— Спи, лягушонок. Самый прекрасный лягушонок в нашем политическом болоте... — Отступил на пару шагов, вскинул руку... И её тело вспыхнуло нестерпимо ярким пламенем, в течение нескольких мгновений превратившись в горсточку пепла. Арры никогда не позволяли своему генетическому материалу попадать в чужие руки. Даже срезанная прядь волос через некоторое время должна была превратиться в безликую пыль.
Долго, бесконечно долго он стоял, невидяще вглядываясь в опустевший алтарь. Затем рука воина скользнула к висящему на боку мечу. Медленно, тугими оковами безграничного самоконтроля стягивая пылающую ярость, Сергарр повернулся ко мне.
Я сидела в луже подтаивающего льда, сосульки волос падали на лицо, нелепо торчали в разные стороны колени и локти. А он смотрел в огромные миндалевидные глаза, ежесекундно меняющие цвета и оттенки. Плавным, бесконечно длинным, бесконечно красивым движением Сергарр подался вперёд, обнажённый клинок сверкнул холодом куда более вечным, чем тот, что окружал моё тело прозрачными розоватыми льдинками.
Я откинула голову назад. Рывками проносились какие-то судорожно-несвязные мысли. Надо сопротивляться: аакра всё ещё в руках, сила Источника со мной... Надо... Нельзя умирать... Но как хочется! Устала. Надо, надо. Долг. Двадцать лет...
Он подходил, от сапог разлетались осколки льда и маленькие розоватые капельки. Я закрыла глаза, неподвижная и покорная. Свернула связь Ве’Риани, делая всё, чтобы облегчить смертному задачу. Долг? Да, у меня есть долг. Но сейчас, едва ли не впервые в жизни, долг казался далёким и незначительным, и всё то, что я обязана была сделать, вдруг потеряло всякое значение перед тем, что во имя этого долга уже сотворили.
Сергей арр-Вуэйн имеет право судить. И я приму его суд.
Холод металла на горле. Я подняла веки, встретившись взглядом с бесстрастными, бездушными, убитыми глазами риани. Суди и приводи приговор в исполнение, человек. Только сейчас. Только сейчас, пока я ещё в глубоком шоке, пока боль и изменения заглушают зов долга. Второго шанса не будет, ни у тебя, ни у кого бы то ни было ещё!

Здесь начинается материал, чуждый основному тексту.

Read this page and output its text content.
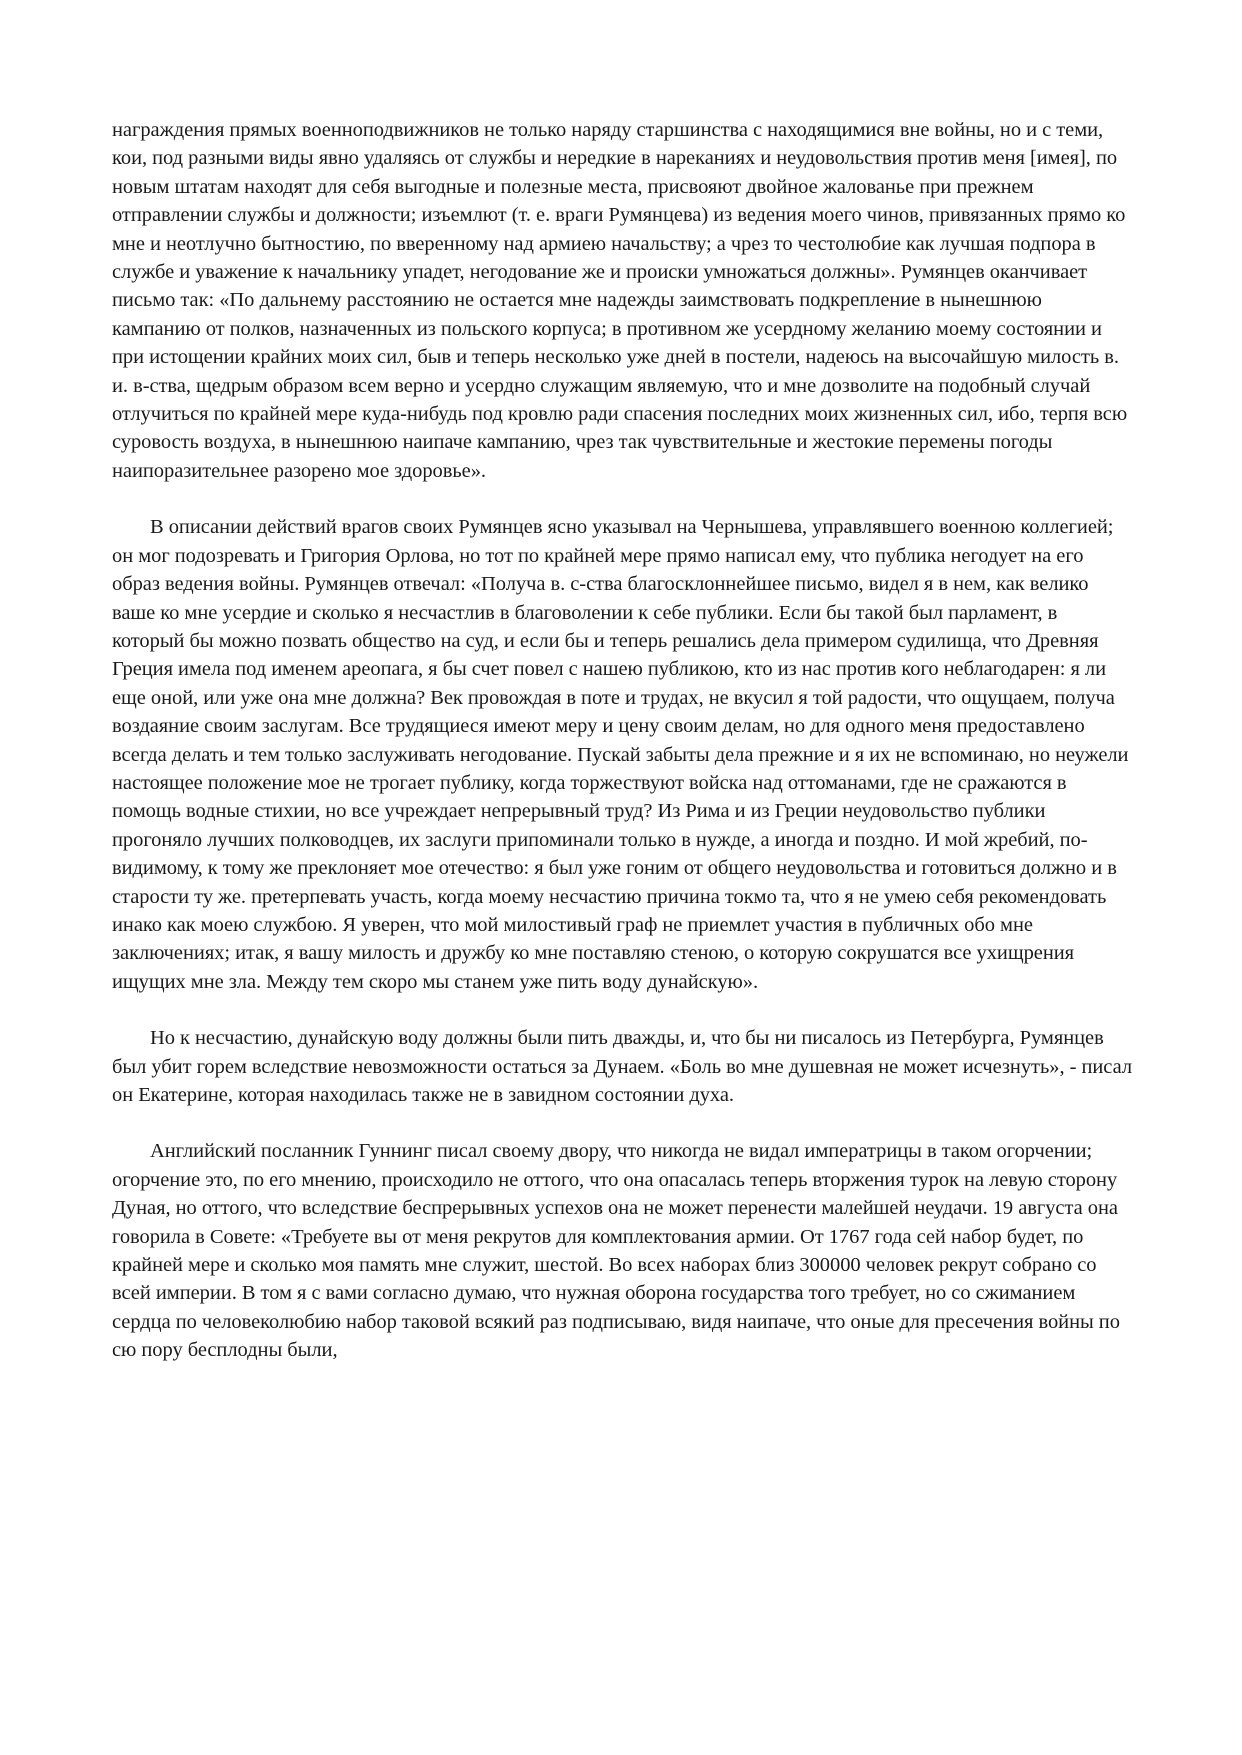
награждения прямых военноподвижников не только наряду старшинства с находящимися вне войны, но и с теми, кои, под разными виды явно удаляясь от службы и нередкие в нареканиях и неудовольствия против меня [имея], по новым штатам находят для себя выгодные и полезные места, присвояют двойное жалованье при прежнем отправлении службы и должности; изъемлют (т. е. враги Румянцева) из ведения моего чинов, привязанных прямо ко мне и неотлучно бытностию, по вверенному над армиею начальству; а чрез то честолюбие как лучшая подпора в службе и уважение к начальнику упадет, негодование же и происки умножаться должны». Румянцев оканчивает письмо так: «По дальнему расстоянию не остается мне надежды заимствовать подкрепление в нынешнюю кампанию от полков, назначенных из польского корпуса; в противном же усердному желанию моему состоянии и при истощении крайних моих сил, быв и теперь несколько уже дней в постели, надеюсь на высочайшую милость в. и. в-ства, щедрым образом всем верно и усердно служащим являемую, что и мне дозволите на подобный случай отлучиться по крайней мере куда-нибудь под кровлю ради спасения последних моих жизненных сил, ибо, терпя всю суровость воздуха, в нынешнюю наипаче кампанию, чрез так чувствительные и жестокие перемены погоды наипоразительнее разорено мое здоровье».

В описании действий врагов своих Румянцев ясно указывал на Чернышева, управлявшего военною коллегией; он мог подозревать и Григория Орлова, но тот по крайней мере прямо написал ему, что публика негодует на его образ ведения войны. Румянцев отвечал: «Получа в. с-ства благосклоннейшее письмо, видел я в нем, как велико ваше ко мне усердие и сколько я несчастлив в благоволении к себе публики. Если бы такой был парламент, в который бы можно позвать общество на суд, и если бы и теперь решались дела примером судилища, что Древняя Греция имела под именем ареопага, я бы счет повел с нашею публикою, кто из нас против кого неблагодарен: я ли еще оной, или уже она мне должна? Век провождая в поте и трудах, не вкусил я той радости, что ощущаем, получа воздаяние своим заслугам. Все трудящиеся имеют меру и цену своим делам, но для одного меня предоставлено всегда делать и тем только заслуживать негодование. Пускай забыты дела прежние и я их не вспоминаю, но неужели настоящее положение мое не трогает публику, когда торжествуют войска над оттоманами, где не сражаются в помощь водные стихии, но все учреждает непрерывный труд? Из Рима и из Греции неудовольство публики прогоняло лучших полководцев, их заслуги припоминали только в нужде, а иногда и поздно. И мой жребий, по-видимому, к тому же преклоняет мое отечество: я был уже гоним от общего неудовольства и готовиться должно и в старости ту же. претерпевать участь, когда моему несчастию причина токмо та, что я не умею себя рекомендовать инако как моею службою. Я уверен, что мой милостивый граф не приемлет участия в публичных обо мне заключениях; итак, я вашу милость и дружбу ко мне поставляю стеною, о которую сокрушатся все ухищрения ищущих мне зла. Между тем скоро мы станем уже пить воду дунайскую».

Но к несчастию, дунайскую воду должны были пить дважды, и, что бы ни писалось из Петербурга, Румянцев был убит горем вследствие невозможности остаться за Дунаем. «Боль во мне душевная не может исчезнуть», - писал он Екатерине, которая находилась также не в завидном состоянии духа.

Английский посланник Гуннинг писал своему двору, что никогда не видал императрицы в таком огорчении; огорчение это, по его мнению, происходило не оттого, что она опасалась теперь вторжения турок на левую сторону Дуная, но оттого, что вследствие беспрерывных успехов она не может перенести малейшей неудачи. 19 августа она говорила в Совете: «Требуете вы от меня рекрутов для комплектования армии. От 1767 года сей набор будет, по крайней мере и сколько моя память мне служит, шестой. Во всех наборах близ 300000 человек рекрут собрано со всей империи. В том я с вами согласно думаю, что нужная оборона государства того требует, но со сжиманием сердца по человеколюбию набор таковой всякий раз подписываю, видя наипаче, что оные для пресечения войны по сю пору бесплодны были,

Он занёс меч для удара. Замер. И слитным, ритуальным движением опустился на одно колено, положив меч в ледяную воду к моим ногам.

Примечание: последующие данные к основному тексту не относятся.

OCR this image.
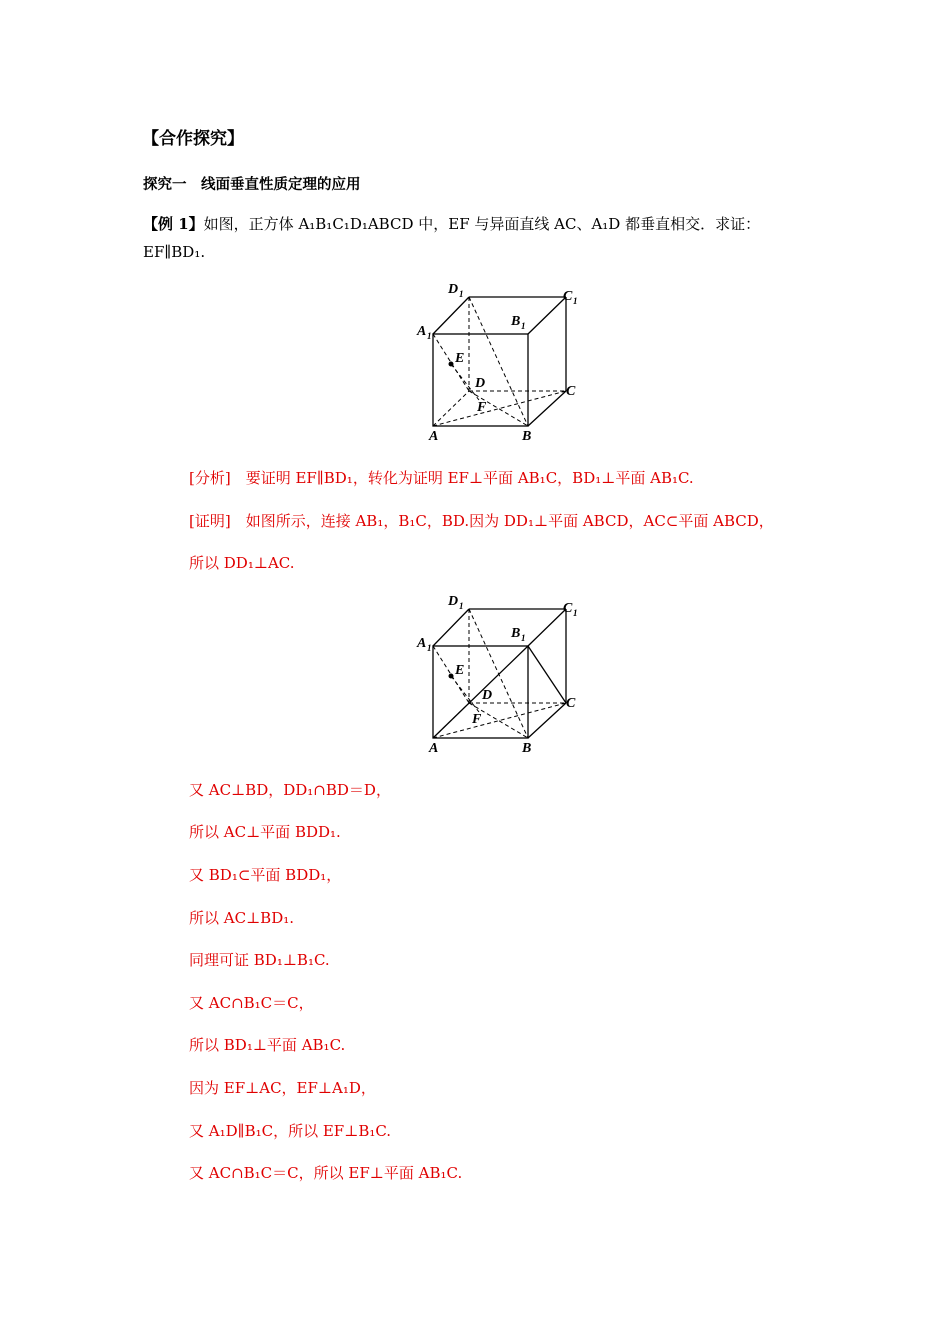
【合作探究】
探究一　线面垂直性质定理的应用
【例 1】如图，正方体 A₁B₁C₁D₁ABCD 中，EF 与异面直线 AC、A₁D 都垂直相交．求证：
EF∥BD₁.
D 1	C 1
A 1
B 1
E
D
C
F
A	B
[分析]　要证明 EF∥BD₁，转化为证明 EF⊥平面 AB₁C，BD₁⊥平面 AB₁C.
[证明]　如图所示，连接 AB₁，B₁C，BD.因为 DD₁⊥平面 ABCD，AC⊂平面 ABCD，
所以 DD₁⊥AC.
D 1	C 1
A 1
B 1
E
D
C
F
A	B
又 AC⊥BD，DD₁∩BD＝D，
所以 AC⊥平面 BDD₁.
又 BD₁⊂平面 BDD₁，
所以 AC⊥BD₁.
同理可证 BD₁⊥B₁C.
又 AC∩B₁C＝C，
所以 BD₁⊥平面 AB₁C.
因为 EF⊥AC，EF⊥A₁D，
又 A₁D∥B₁C，所以 EF⊥B₁C.
又 AC∩B₁C＝C，所以 EF⊥平面 AB₁C.
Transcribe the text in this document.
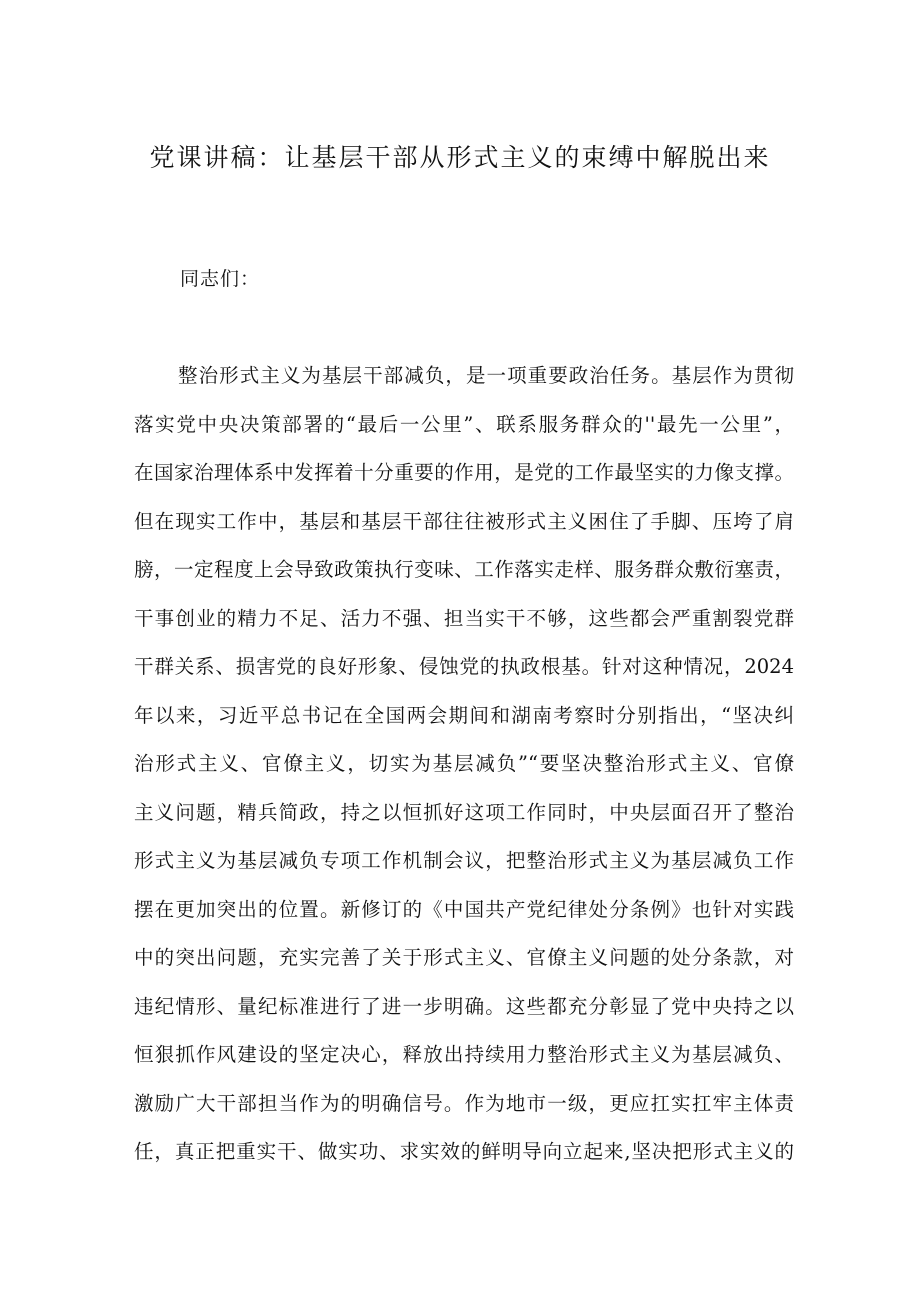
党课讲稿：让基层干部从形式主义的束缚中解脱出来

同志们：

整治形式主义为基层干部减负，是一项重要政治任务。基层作为贯彻
落实党中央决策部署的“最后一公里”、联系服务群众的''最先一公里”，
在国家治理体系中发挥着十分重要的作用，是党的工作最坚实的力像支撑。
但在现实工作中，基层和基层干部往往被形式主义困住了手脚、压垮了肩
膀，一定程度上会导致政策执行变味、工作落实走样、服务群众敷衍塞责，
干事创业的精力不足、活力不强、担当实干不够，这些都会严重割裂党群
干群关系、损害党的良好形象、侵蚀党的执政根基。针对这种情况，2024
年以来，习近平总书记在全国两会期间和湖南考察时分别指出，“坚决纠
治形式主义、官僚主义，切实为基层减负”“要坚决整治形式主义、官僚
主义问题，精兵简政，持之以恒抓好这项工作同时，中央层面召开了整治
形式主义为基层减负专项工作机制会议，把整治形式主义为基层减负工作
摆在更加突出的位置。新修订的《中国共产党纪律处分条例》也针对实践
中的突出问题，充实完善了关于形式主义、官僚主义问题的处分条款，对
违纪情形、量纪标准进行了进一步明确。这些都充分彰显了党中央持之以
恒狠抓作风建设的坚定决心，释放出持续用力整治形式主义为基层减负、
激励广大干部担当作为的明确信号。作为地市一级，更应扛实扛牢主体责
任，真正把重实干、做实功、求实效的鲜明导向立起来,坚决把形式主义的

Я уже видела арра в этой позе — когда мне делали предложение руки и сердца. Сейчас... это было нечто совершенно иное. Нечто, в основе чего лежало слово «должно».
Ни слова не было произнесено. Даже сен-образы не вспыхивали над нашими головами. Он принёс клятву. Я её приняла и, хотя этого и нельзя было делать, принесла свою. Разговор дрожью губ и движением глаз, разговор мгновенный и безошибочный, тот разговор, что я как-то видела между Нефрит и Сергеем. Теперь видения и мысли Нефрит жили во мне, а Сергей... Сергей исполнял её последнюю волю.
Потом он протянул руку и вынул из моих волос цветок. Красивую, свежую розу, цвета белого золота.
Ауте была милосердна к своей дочери. Всё вокруг завертелось золотым водоворотом, и я потеряла сознание.
Глава 11
Просыпалась трудно. Меня то затягивало в глубь тёмно-багрового тумана, то вновь немного отпускало. Над головой звучали обеспокоенные и успокаивающие голоса, лица касались умелые руки. Всё тело горело в рвущей душу боли обратного изменения. И тем не менее я приветствовала каждое мгновение пытки: в этом душащем тумане не было памяти. Или было ровно столько, сколько необходимо, чтобы понять: без остального лучше.
Кто-то бережно приподнял за плечи, поднёс к губам чашу, горло охладило терпкостью влаги. Не настолько сладкая, чтобы быть приторной, не настолько кислая, чтобы царапать горло. Почему-то пришло в голову, что такой напиток мне мог дать человек: эль-ин не стали бы возиться разбавлять жидкость, уповая на то, что организм сам изменится, дабы наилучшим образом усвоить лекарство.
Человек? Целитель?
Аррек!
Я наконец распахнула глаза, судорожно пытаясь сфокусировать пляшущие вокруг пятна во что-нибудь удобовоспринимаемое.
— Не так быстро, малыш, — рука легла на лицо, загораживая свет, — дай себе минутку.
Я вцепилась в ладонь, отводя её в сторону. Аррек склонился надо мной, всё такой же красивый, всё такой же любимый, ничуть внешне не изменившийся, только почему-то казалось, что он до смерти устал и очень постарел... Я попыталась приподняться, заговорить, но с губ сорвался лишь какой-то хрипящий стон.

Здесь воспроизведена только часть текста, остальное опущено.